Food delivery is not a difficult or time consuming job for us. Usually, we’re done in about an hour, sometimes two if the locations are on the other side of the county. What makes the job a bit challenging, though, is seeing some of the structures people call home. A lot of them are neglected, run-down shacks that you wouldn’t want your dog living in, let alone a fellow human being. That can be gut-wrenching.
Despite the poverty and the horrific conditions, Beth and I like doing this job. We enjoy the smiles, hearing the “thank you’s” or just knowing that we did our little bit to help that week. Y’see we’re part of a team that includes donors, administrators, coordinators, cooks and volunteers – everyone working to do their part of the plan.
In a sense, this is what’s happening in small towns, cities and counties to address problems too big or nuanced for government or corporate do-gooders alone. As Hilary Clinton said, “It takes a village.”

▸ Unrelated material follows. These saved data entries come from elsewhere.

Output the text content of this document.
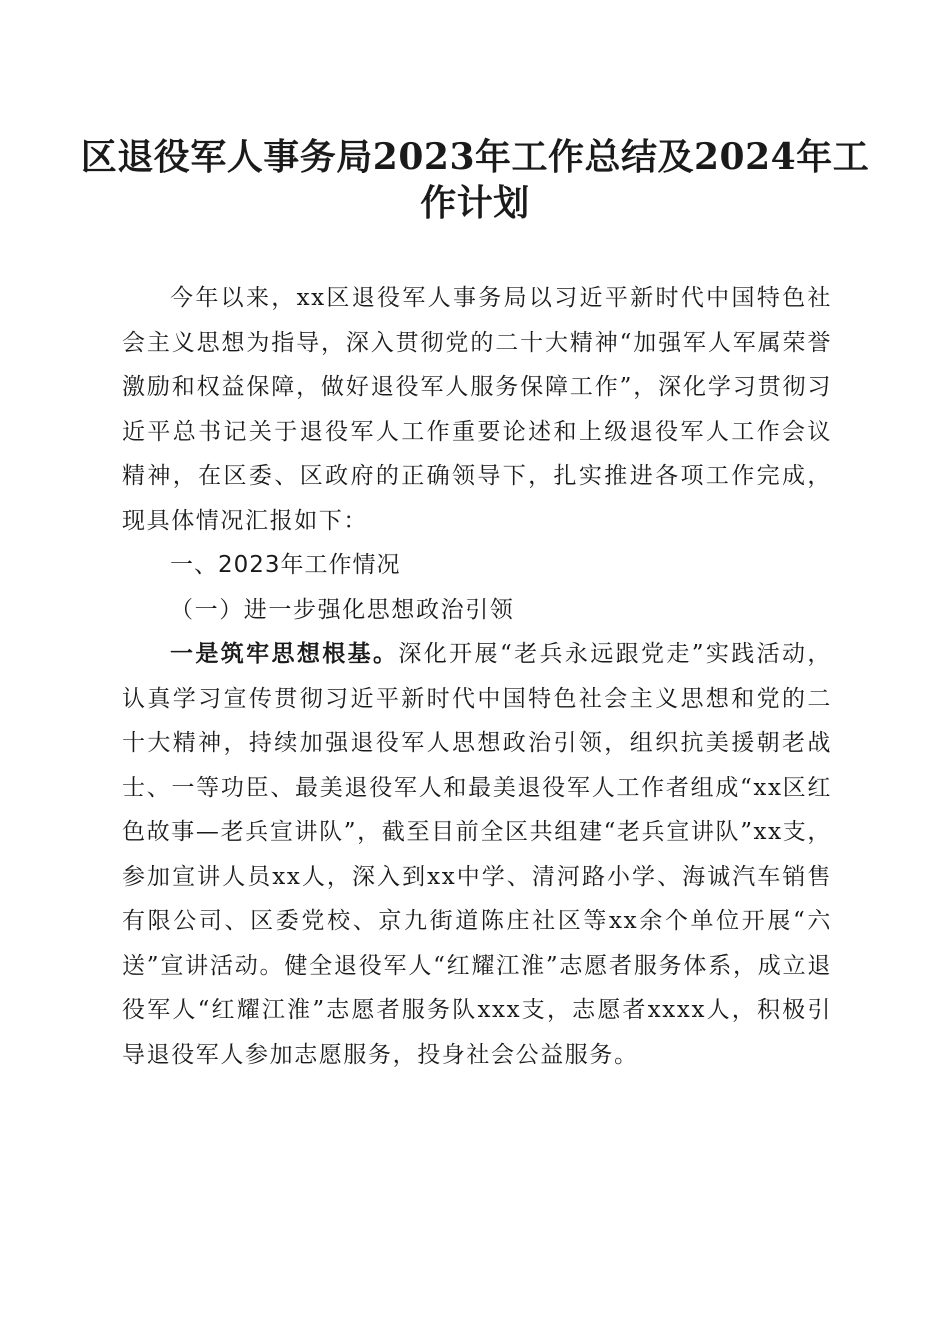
区退役军人事务局2023年工作总结及2024年工作计划

今年以来，xx区退役军人事务局以习近平新时代中国特色社会主义思想为指导，深入贯彻党的二十大精神“加强军人军属荣誉激励和权益保障，做好退役军人服务保障工作”，深化学习贯彻习近平总书记关于退役军人工作重要论述和上级退役军人工作会议精神，在区委、区政府的正确领导下，扎实推进各项工作完成，现具体情况汇报如下：

一、2023年工作情况

（一）进一步强化思想政治引领

一是筑牢思想根基。深化开展“老兵永远跟党走”实践活动，认真学习宣传贯彻习近平新时代中国特色社会主义思想和党的二十大精神，持续加强退役军人思想政治引领，组织抗美援朝老战士、一等功臣、最美退役军人和最美退役军人工作者组成“xx区红色故事—老兵宣讲队”，截至目前全区共组建“老兵宣讲队”xx支，参加宣讲人员xx人，深入到xx中学、清河路小学、海诚汽车销售有限公司、区委党校、京九街道陈庄社区等xx余个单位开展“六送”宣讲活动。健全退役军人“红耀江淮”志愿者服务体系，成立退役军人“红耀江淮”志愿者服务队xxx支，志愿者xxxx人，积极引导退役军人参加志愿服务，投身社会公益服务。
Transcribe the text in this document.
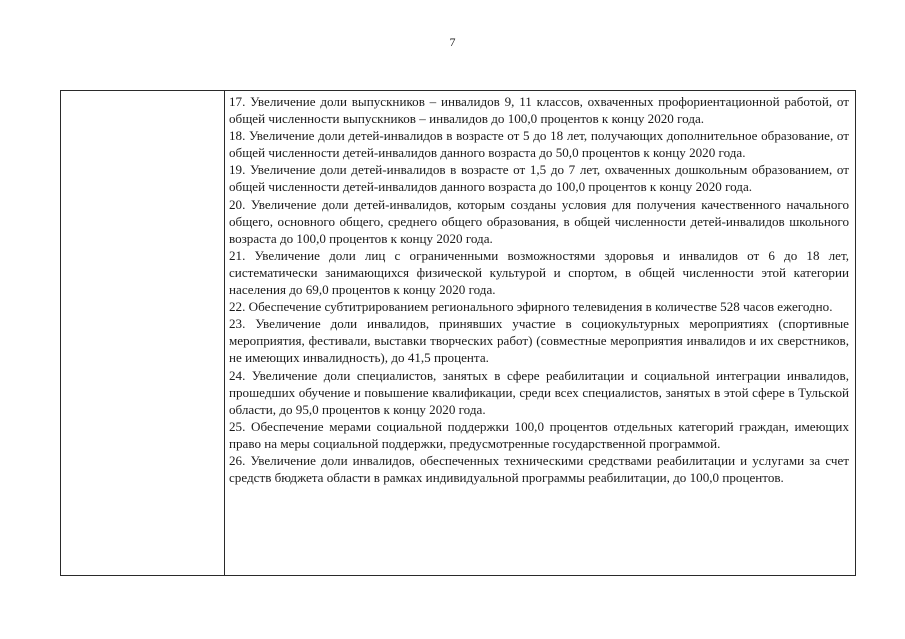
7

17. Увеличение доли выпускников – инвалидов 9, 11 классов, охваченных профориентационной работой, от общей численности выпускников – инвалидов до 100,0 процентов к концу 2020 года.

18. Увеличение доли детей-инвалидов в возрасте от 5 до 18 лет, получающих дополнительное образование, от общей численности детей-инвалидов данного возраста до 50,0 процентов к концу 2020 года.

19. Увеличение доли детей-инвалидов в возрасте от 1,5 до 7 лет, охваченных дошкольным образованием, от общей численности детей-инвалидов данного возраста до 100,0 процентов к концу 2020 года.

20. Увеличение доли детей-инвалидов, которым созданы условия для получения качественного начального общего, основного общего, среднего общего образования, в общей численности детей-инвалидов школьного возраста до 100,0 процентов к концу 2020 года.

21. Увеличение доли лиц с ограниченными возможностями здоровья и инвалидов от 6 до 18 лет, систематически занимающихся физической культурой и спортом, в общей численности этой категории населения до 69,0 процентов к концу 2020 года.

22. Обеспечение субтитрированием регионального эфирного телевидения в количестве 528 часов ежегодно.

23. Увеличение доли инвалидов, принявших участие в социокультурных мероприятиях (спортивные мероприятия, фестивали, выставки творческих работ) (совместные мероприятия инвалидов и их сверстников, не имеющих инвалидность), до 41,5 процента.

24. Увеличение доли специалистов, занятых в сфере реабилитации и социальной интеграции инвалидов, прошедших обучение и повышение квалификации, среди всех специалистов, занятых в этой сфере в Тульской области, до 95,0 процентов к концу 2020 года.

25. Обеспечение мерами социальной поддержки 100,0 процентов отдельных категорий граждан, имеющих право на меры социальной поддержки, предусмотренные государственной программой.

26. Увеличение доли инвалидов, обеспеченных техническими средствами реабилитации и услугами за счет средств бюджета области в рамках индивидуальной программы реабилитации, до 100,0 процентов.
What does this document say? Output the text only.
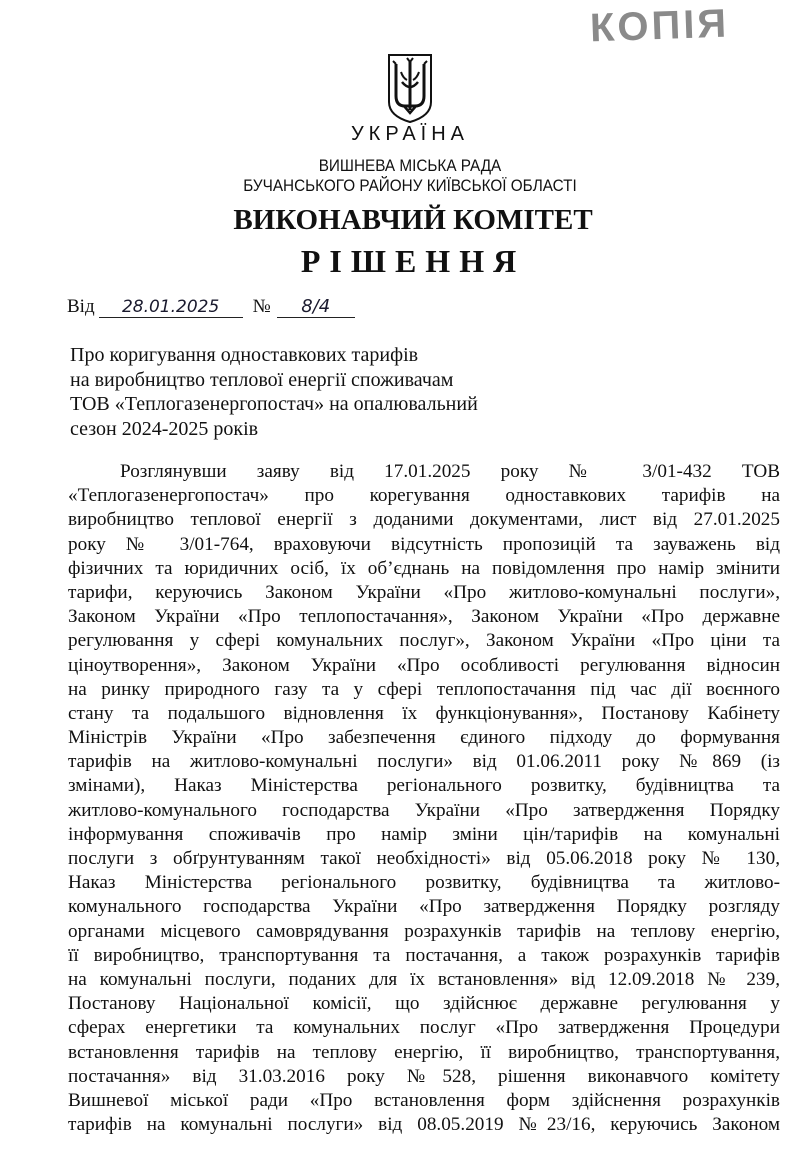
КОПІЯ
УКРАЇНА
ВИШНЕВА МІСЬКА РАДА
БУЧАНСЬКОГО РАЙОНУ КИЇВСЬКОЇ ОБЛАСТІ
ВИКОНАВЧИЙ КОМІТЕТ
РІШЕННЯ
Від	28.01.2025	№	8/4
Про коригування одноставкових тарифів
на виробництво теплової енергії споживачам
ТОВ «Теплогазенергопостач» на опалювальний
сезон 2024-2025 років
Розглянувши заяву від 17.01.2025 року № 3/01-432 ТОВ
«Теплогазенергопостач» про корегування одноставкових тарифів на
виробництво теплової енергії з доданими документами, лист від 27.01.2025
року № 3/01-764, враховуючи відсутність пропозицій та зауважень від
фізичних та юридичних осіб, їх об’єднань на повідомлення про намір змінити
тарифи, керуючись Законом України «Про житлово-комунальні послуги»,
Законом України «Про теплопостачання», Законом України «Про державне
регулювання у сфері комунальних послуг», Законом України «Про ціни та
ціноутворення», Законом України «Про особливості регулювання відносин
на ринку природного газу та у сфері теплопостачання під час дії воєнного
стану та подальшого відновлення їх функціонування», Постанову Кабінету
Міністрів України «Про забезпечення єдиного підходу до формування
тарифів на житлово-комунальні послуги» від 01.06.2011 року №869 (із
змінами), Наказ Міністерства регіонального розвитку, будівництва та
житлово-комунального господарства України «Про затвердження Порядку
інформування споживачів про намір зміни цін/тарифів на комунальні
послуги з обґрунтуванням такої необхідності» від 05.06.2018 року № 130,
Наказ Міністерства регіонального розвитку, будівництва та житлово-
комунального господарства України «Про затвердження Порядку розгляду
органами місцевого самоврядування розрахунків тарифів на теплову енергію,
її виробництво, транспортування та постачання, а також розрахунків тарифів
на комунальні послуги, поданих для їх встановлення» від 12.09.2018 № 239,
Постанову Національної комісії, що здійснює державне регулювання у
сферах енергетики та комунальних послуг «Про затвердження Процедури
встановлення тарифів на теплову енергію, її виробництво, транспортування,
постачання» від 31.03.2016 року №528, рішення виконавчого комітету
Вишневої міської ради «Про встановлення форм здійснення розрахунків
тарифів на комунальні послуги» від 08.05.2019 №23/16, керуючись Законом
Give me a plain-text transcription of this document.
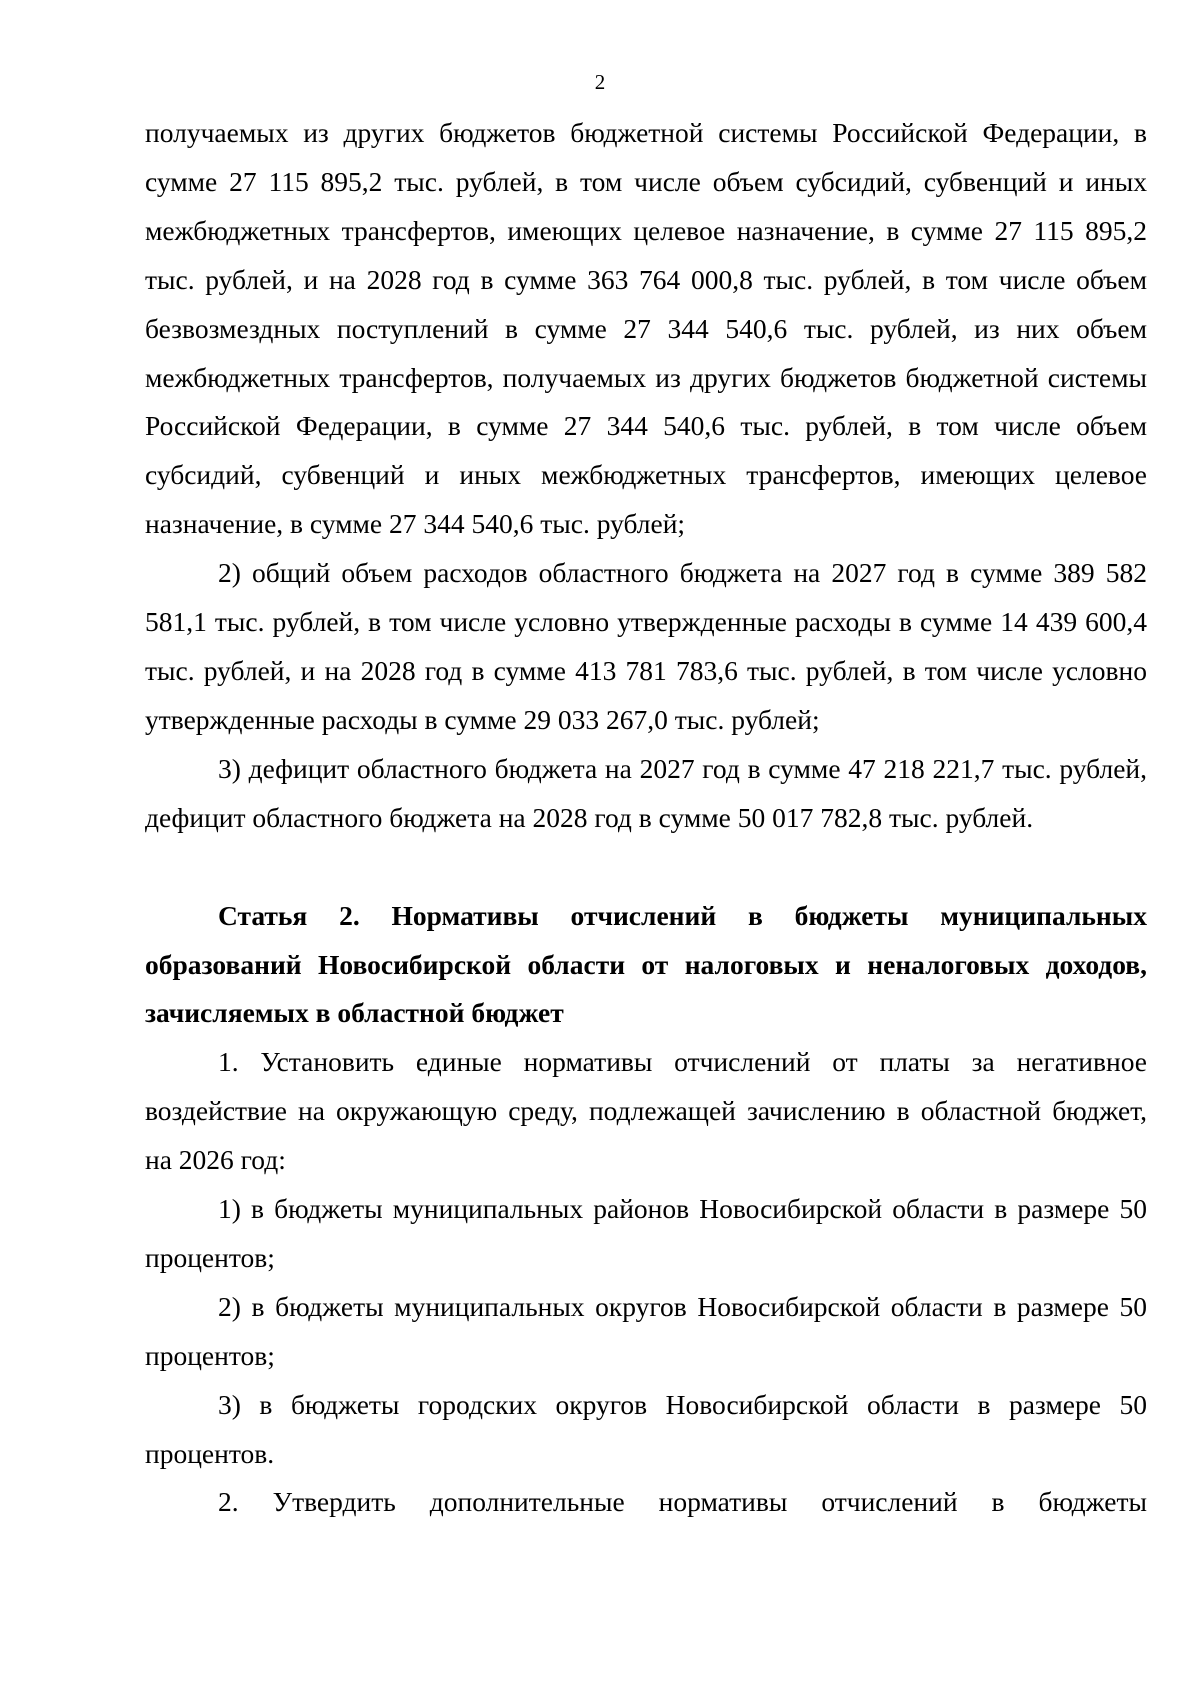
2

получаемых из других бюджетов бюджетной системы Российской Федерации, в сумме 27 115 895,2 тыс. рублей, в том числе объем субсидий, субвенций и иных межбюджетных трансфертов, имеющих целевое назначение, в сумме 27 115 895,2 тыс. рублей, и на 2028 год в сумме 363 764 000,8 тыс. рублей, в том числе объем безвозмездных поступлений в сумме 27 344 540,6 тыс. рублей, из них объем межбюджетных трансфертов, получаемых из других бюджетов бюджетной системы Российской Федерации, в сумме 27 344 540,6 тыс. рублей, в том числе объем субсидий, субвенций и иных межбюджетных трансфертов, имеющих целевое назначение, в сумме 27 344 540,6 тыс. рублей;

2) общий объем расходов областного бюджета на 2027 год в сумме 389 582 581,1 тыс. рублей, в том числе условно утвержденные расходы в сумме 14 439 600,4 тыс. рублей, и на 2028 год в сумме 413 781 783,6 тыс. рублей, в том числе условно утвержденные расходы в сумме 29 033 267,0 тыс. рублей;

3) дефицит областного бюджета на 2027 год в сумме 47 218 221,7 тыс. рублей, дефицит областного бюджета на 2028 год в сумме 50 017 782,8 тыс. рублей.

Статья 2. Нормативы отчислений в бюджеты муниципальных образований Новосибирской области от налоговых и неналоговых доходов, зачисляемых в областной бюджет

1. Установить единые нормативы отчислений от платы за негативное воздействие на окружающую среду, подлежащей зачислению в областной бюджет, на 2026 год:

1) в бюджеты муниципальных районов Новосибирской области в размере 50 процентов;

2) в бюджеты муниципальных округов Новосибирской области в размере 50 процентов;

3) в бюджеты городских округов Новосибирской области в размере 50 процентов.

2. Утвердить дополнительные нормативы отчислений в бюджеты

I am inspired every day by what I see in Sullivan County. There’s something here that I didn’t see in my home county of Westchester. Perhaps it was there below my radar, but my sense is that most of the upper middle class people I knew spent the lion’s share of their effort getting ahead and staying there. And in their spare time, it was much more common for people to take care of their property, go clothes shopping or have dinner with friends. There’s nothing wrong with any of that stuff, but in hindsight it wasn’t the right mix for me. After years of living that life, I wanted a more rural and traditional life.
I feel a bit uncomfortable pointing my finger at the place where I was raised or any big city where materialism reigns supreme. But that’s what comes with speaking one’s truth. When we transform into something new, we leave an old self behind. We shed a skin and move on.
As Bruce Hornsby sang, “That’s just the way it is.”